Pero a Takezō se le había despertado la curiosidad.

—La madre no es tan vieja —siguió diciendo—. Es extraño que las dos vivan solas aquí, en las montañas.

—Humm. ¿No crees que la niña se parece un poco a Otsū?

—Hay algo en ella que me hace recordar a Otsū, pero no creo que se parezcan tanto. Las dos son guapas, eso es todo. ¿Qué crees que estaría haciendo la primera vez que la vimos, deslizándose cautelosamente entre los muertos en plena noche? Eso no parecía inquietarla lo más mínimo. ¡Ja! Es como si lo estuviera viendo ahora mismo. Su cara estaba tan tranquila y serena como esas muñecas que hacen en Kyoto. ¡Qué estampa!

—¡Chist! ¡Oigo su campanilla!

El ligero golpe que dio Akemi en la puerta sonó como el picotazo de un pájaro carpintero.

—Matahachi, Takezō —les llamó en voz baja.

—¿Qué?

—Soy yo.

Takezō se levantó y descorrió el cerrojo. La muchacha entró con una bandeja que contenía medicina y comida y les preguntó cómo estaban.

—Mucho mejor, gracias a ti y a tu madre.

—Mi madre dice que, aunque os sintáis mejor, no debéis hablar demasiado alto ni salir.

Takezō habló por los dos.

—Lamentamos de veras causaros tantas molestias.

—Oh, no os preocupéis por eso, pero tened cuidado. Todavía no han capturado a Ishida Mitsunari y otros generales. Están vigilando esta zona y hay muchas tropas de Tokugawa en los caminos.

—¿Ah, sí?

—Por eso dice mi madre que, aunque sólo seáis soldados de a pie, si descubren que os escondemos nos detendrán.

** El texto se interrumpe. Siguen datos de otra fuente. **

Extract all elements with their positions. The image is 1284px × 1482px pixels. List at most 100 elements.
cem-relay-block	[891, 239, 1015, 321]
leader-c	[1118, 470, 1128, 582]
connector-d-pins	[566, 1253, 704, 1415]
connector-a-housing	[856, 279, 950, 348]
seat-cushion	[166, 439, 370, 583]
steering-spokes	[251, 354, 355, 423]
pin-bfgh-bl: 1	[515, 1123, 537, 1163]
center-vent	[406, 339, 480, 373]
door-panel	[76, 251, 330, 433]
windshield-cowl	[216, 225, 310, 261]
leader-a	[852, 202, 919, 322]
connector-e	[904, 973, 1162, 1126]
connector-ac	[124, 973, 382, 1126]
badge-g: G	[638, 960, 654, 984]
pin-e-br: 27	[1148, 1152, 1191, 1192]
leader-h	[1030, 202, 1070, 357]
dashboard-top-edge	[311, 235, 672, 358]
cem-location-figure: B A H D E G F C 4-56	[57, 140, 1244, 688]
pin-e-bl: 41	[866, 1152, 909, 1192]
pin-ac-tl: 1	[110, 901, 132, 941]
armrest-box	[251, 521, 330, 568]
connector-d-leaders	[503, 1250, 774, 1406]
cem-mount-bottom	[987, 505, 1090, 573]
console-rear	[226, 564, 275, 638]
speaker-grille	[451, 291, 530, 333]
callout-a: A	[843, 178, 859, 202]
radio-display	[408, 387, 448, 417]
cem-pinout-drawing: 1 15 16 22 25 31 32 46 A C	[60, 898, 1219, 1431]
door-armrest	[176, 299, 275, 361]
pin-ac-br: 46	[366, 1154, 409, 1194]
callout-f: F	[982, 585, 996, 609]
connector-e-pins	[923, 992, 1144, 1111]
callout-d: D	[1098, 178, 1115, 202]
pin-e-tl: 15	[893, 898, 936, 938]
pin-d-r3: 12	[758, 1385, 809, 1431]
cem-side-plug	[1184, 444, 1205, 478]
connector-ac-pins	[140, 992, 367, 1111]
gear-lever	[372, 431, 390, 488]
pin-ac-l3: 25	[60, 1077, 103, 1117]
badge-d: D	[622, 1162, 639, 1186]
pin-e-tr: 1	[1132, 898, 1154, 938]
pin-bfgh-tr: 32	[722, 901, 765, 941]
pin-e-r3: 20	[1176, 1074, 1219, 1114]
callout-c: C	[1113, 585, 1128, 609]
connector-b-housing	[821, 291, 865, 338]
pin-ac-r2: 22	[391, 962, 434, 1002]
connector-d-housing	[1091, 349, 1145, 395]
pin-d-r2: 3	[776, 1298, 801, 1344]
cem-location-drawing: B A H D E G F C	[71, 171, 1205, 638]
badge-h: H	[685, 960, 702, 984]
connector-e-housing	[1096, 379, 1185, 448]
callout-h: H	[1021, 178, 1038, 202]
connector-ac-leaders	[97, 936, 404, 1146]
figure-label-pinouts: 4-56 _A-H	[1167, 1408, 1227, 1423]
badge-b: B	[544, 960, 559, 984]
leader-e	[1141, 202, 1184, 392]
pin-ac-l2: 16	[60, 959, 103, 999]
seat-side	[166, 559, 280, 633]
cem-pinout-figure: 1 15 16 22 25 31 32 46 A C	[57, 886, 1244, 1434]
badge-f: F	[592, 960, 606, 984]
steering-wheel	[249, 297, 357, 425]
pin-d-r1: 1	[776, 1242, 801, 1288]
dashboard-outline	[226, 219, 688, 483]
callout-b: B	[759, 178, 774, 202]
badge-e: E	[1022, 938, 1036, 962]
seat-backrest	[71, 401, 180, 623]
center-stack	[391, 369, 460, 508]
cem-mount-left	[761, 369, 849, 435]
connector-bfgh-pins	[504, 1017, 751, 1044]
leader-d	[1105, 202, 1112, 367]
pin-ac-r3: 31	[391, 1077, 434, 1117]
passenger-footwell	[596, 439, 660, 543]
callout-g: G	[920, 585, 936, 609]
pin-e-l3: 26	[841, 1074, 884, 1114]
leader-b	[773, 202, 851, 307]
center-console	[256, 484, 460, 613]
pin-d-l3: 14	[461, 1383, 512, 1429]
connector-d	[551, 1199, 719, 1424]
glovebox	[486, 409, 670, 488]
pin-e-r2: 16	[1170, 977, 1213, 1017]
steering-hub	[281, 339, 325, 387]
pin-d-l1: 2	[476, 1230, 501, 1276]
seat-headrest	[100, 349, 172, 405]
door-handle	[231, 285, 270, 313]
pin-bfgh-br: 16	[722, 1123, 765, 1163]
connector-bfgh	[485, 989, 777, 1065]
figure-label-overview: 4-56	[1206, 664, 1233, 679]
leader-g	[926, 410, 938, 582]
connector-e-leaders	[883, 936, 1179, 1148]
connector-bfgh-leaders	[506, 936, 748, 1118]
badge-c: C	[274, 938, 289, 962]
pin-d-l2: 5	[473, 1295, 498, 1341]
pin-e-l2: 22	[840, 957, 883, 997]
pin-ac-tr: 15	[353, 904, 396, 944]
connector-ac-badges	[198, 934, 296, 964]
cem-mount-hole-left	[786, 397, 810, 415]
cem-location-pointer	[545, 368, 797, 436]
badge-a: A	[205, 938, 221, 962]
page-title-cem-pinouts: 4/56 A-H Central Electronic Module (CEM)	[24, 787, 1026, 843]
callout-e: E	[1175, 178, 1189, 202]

—No haremos el menor ruido —le prometió Takezō—. Incluso taparé la cara de Matahachi con un trapo si ronca demasiado fuerte.

Akemi sonrió, se volvió para salir y les dijo:

—Buenas noches. Nos veremos por la mañana.

—¡Espera! —le dijo Matahachi—. ¿Por qué no te quedas un poco y charlamos?

—No puedo.

—¿Por qué no?

—Mi madre se enfadaría.

—¿Por qué te preocupa eso? ¿Qué edad tienes?

—Dieciséis.

—Eres menuda para tu edad, ¿no es cierto?

—Gracias por decírmelo.

—¿Dónde está tu padre?

—Ya no lo tengo.

—Lo siento. Entonces, ¿de qué vivís?

—Hacemos moxa.

—¿Esa medicina que se quema sobre la piel para eliminar el dolor?

—Sí, la moxa de estos alrededores es famosa. En primavera cortamos la artemisa en el monte Ibuki. En verano la secamos y en otoño e invierno la convertimos en moxa y la vendemos en Tarui. Viene gente de todas partes a comprarla.

—Supongo que para hacer eso no necesitáis a un hombre.

—Bien, si eso es todo lo que querías saber, será mejor que ahora me vaya.

—Espera un poco más —le dijo Takezō—. Tengo otra pregunta que hacerte.

—¿Cuál?

—La otra noche, cuando llegamos, vimos a una chica en el campo de batalla y se parecía exactamente a ti. Eras tú, ¿verdad?

Akemi se volvió rápidamente y abrió la puerta.

—¿Qué estabas haciendo allí?

La muchacha salió de la leñera dando un portazo, y mientras corría hacia la casa su campanilla sonaba con un ritmo extraño y errático.